Imagine that I have a depth camera mounted in a fixed pose in my workspace. Let's call the camera frame $C$ and denote its pose in the world with ${}^WX^C$.

A depth camera returns points in the camera frame. Therefore, we'll write this position of point $P_i$ with ${}^Cp^{P_i}$. If we want to convert the point into the world frame, we simply have $$p^{P_i} = X^C {}^Cp^{P_i}.$$

This is a work-horse operation for us. We often aim to merge points from multiple cameras (typically in the world frame), and always need to somehow relate the frames of the camera with the frames of the robot. The inverse transform, ${}^CX^W$, which projects world coordinates into the camera frame, is often called the camera "extrinsics".

# Representations for 3D rotation

In the spatial algebra above, I've written the rules for rotations using an abstract notion of rotation. But in order to implement this algebra in code, we need to decide how we are going to represent those representations with a small number of real values. There are many possible representations of 3D rotations, they are each good for different operations, and unfortunately, there is no one representation to rule them all. (This is one of the many reasons why everything is better in 2D!) Common representations include

In Drake, we provide all of these representations, and make it easy to convert back and forth between them.

A 3$\times$3 rotation matrix is an orthonormal matrix with columns formed by the $x-$, $y-$, and $z-$axes. Specifically, the first column of the transform ${}^GR^F$ has the $x-$axis of frame $F$ expressed in $G$ in the first column, etc.
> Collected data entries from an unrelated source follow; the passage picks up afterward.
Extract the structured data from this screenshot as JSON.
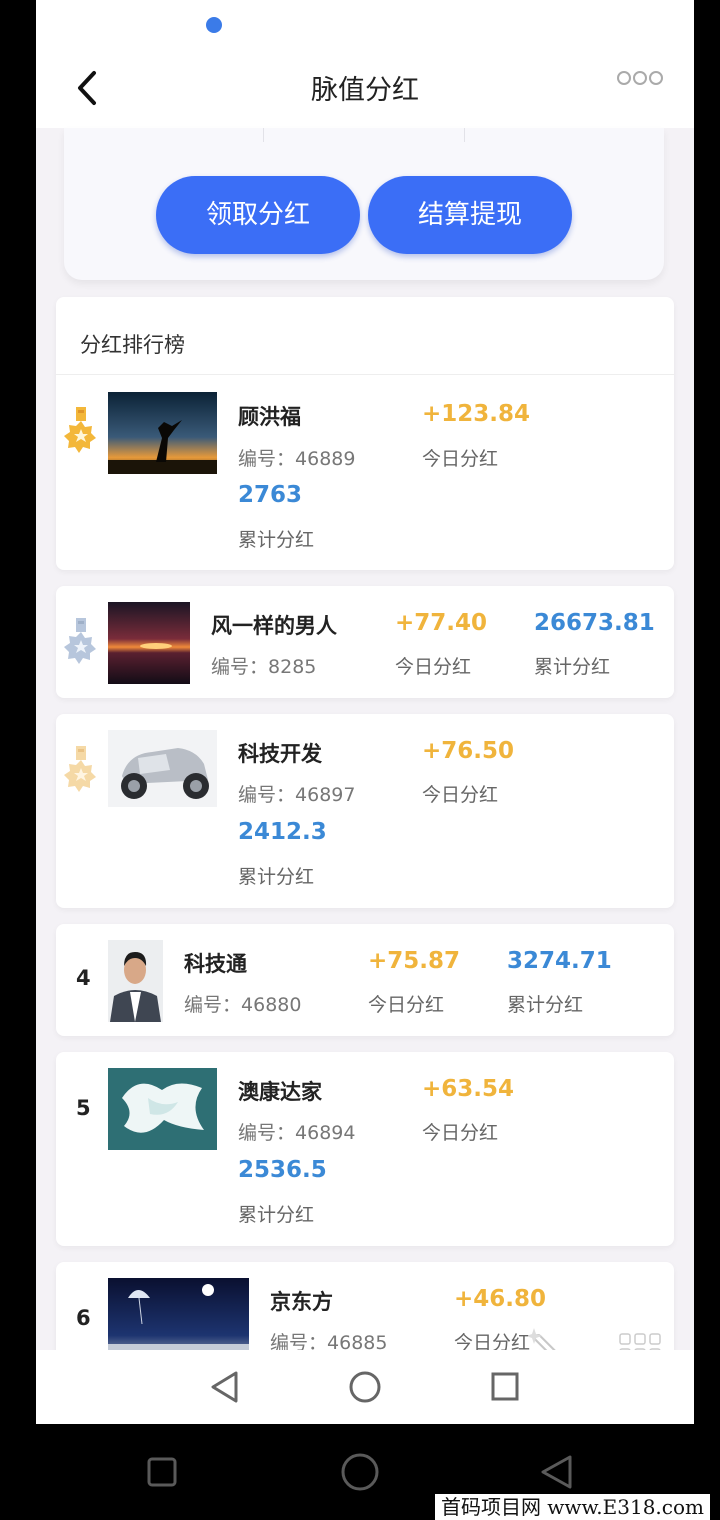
{
  "header": {
    "title": "脉值分红",
    "back_icon": "chevron-left-icon",
    "more_icon": "more-dots-icon"
  },
  "actions": {
    "claim_label": "领取分红",
    "withdraw_label": "结算提现"
  },
  "ranking": {
    "title": "分红排行榜",
    "id_prefix": "编号：",
    "today_label": "今日分红",
    "total_label": "累计分红",
    "entries": [
      {
        "rank": "1",
        "name": "顾洪福",
        "id": "46889",
        "today": "+123.84",
        "total": "2763"
      },
      {
        "rank": "2",
        "name": "风一样的男人",
        "id": "8285",
        "today": "+77.40",
        "total": "26673.81"
      },
      {
        "rank": "3",
        "name": "科技开发",
        "id": "46897",
        "today": "+76.50",
        "total": "2412.3"
      },
      {
        "rank": "4",
        "name": "科技通",
        "id": "46880",
        "today": "+75.87",
        "total": "3274.71"
      },
      {
        "rank": "5",
        "name": "澳康达家",
        "id": "46894",
        "today": "+63.54",
        "total": "2536.5"
      },
      {
        "rank": "6",
        "name": "京东方",
        "id": "46885",
        "today": "+46.80",
        "total": ""
      }
    ]
  },
  "colors": {
    "accent": "#3b6ef6",
    "today": "#f0b43c",
    "total": "#3b89d6",
    "gold": "#f3b73a",
    "silver": "#b7c6dc"
  },
  "watermark": "首码项目网 www.E318.com"
}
Euler angles specify a 3D rotation by a series of rotations around the $x$, $y$, and $z$ axes. The order of these rotations matters; and many combinations can be used to describe any 3D rotation. This is why we use RollPitchYaw in the code (preferring it over the more general term "Euler angle") and document it carefully. Roll is a rotation around the $x$-axis, pitch is a rotation around the $y$-axis, and yaw is a rotation around the $z$-axis; this is also known as "extrinsic X-Y-Z" Euler angles.

Axis angles describe a 3D rotation by a scalar rotation around an arbitrary vector axis using three numbers: the direction of the vector is the axis, and the magnitude of the vector is the angle. You can think of unit quaternions as a form of axis angles that have been carefully normalized to be unit length and have magical properties. My favorite careful description of quaternions is probably chapter 1 of Stillwell08.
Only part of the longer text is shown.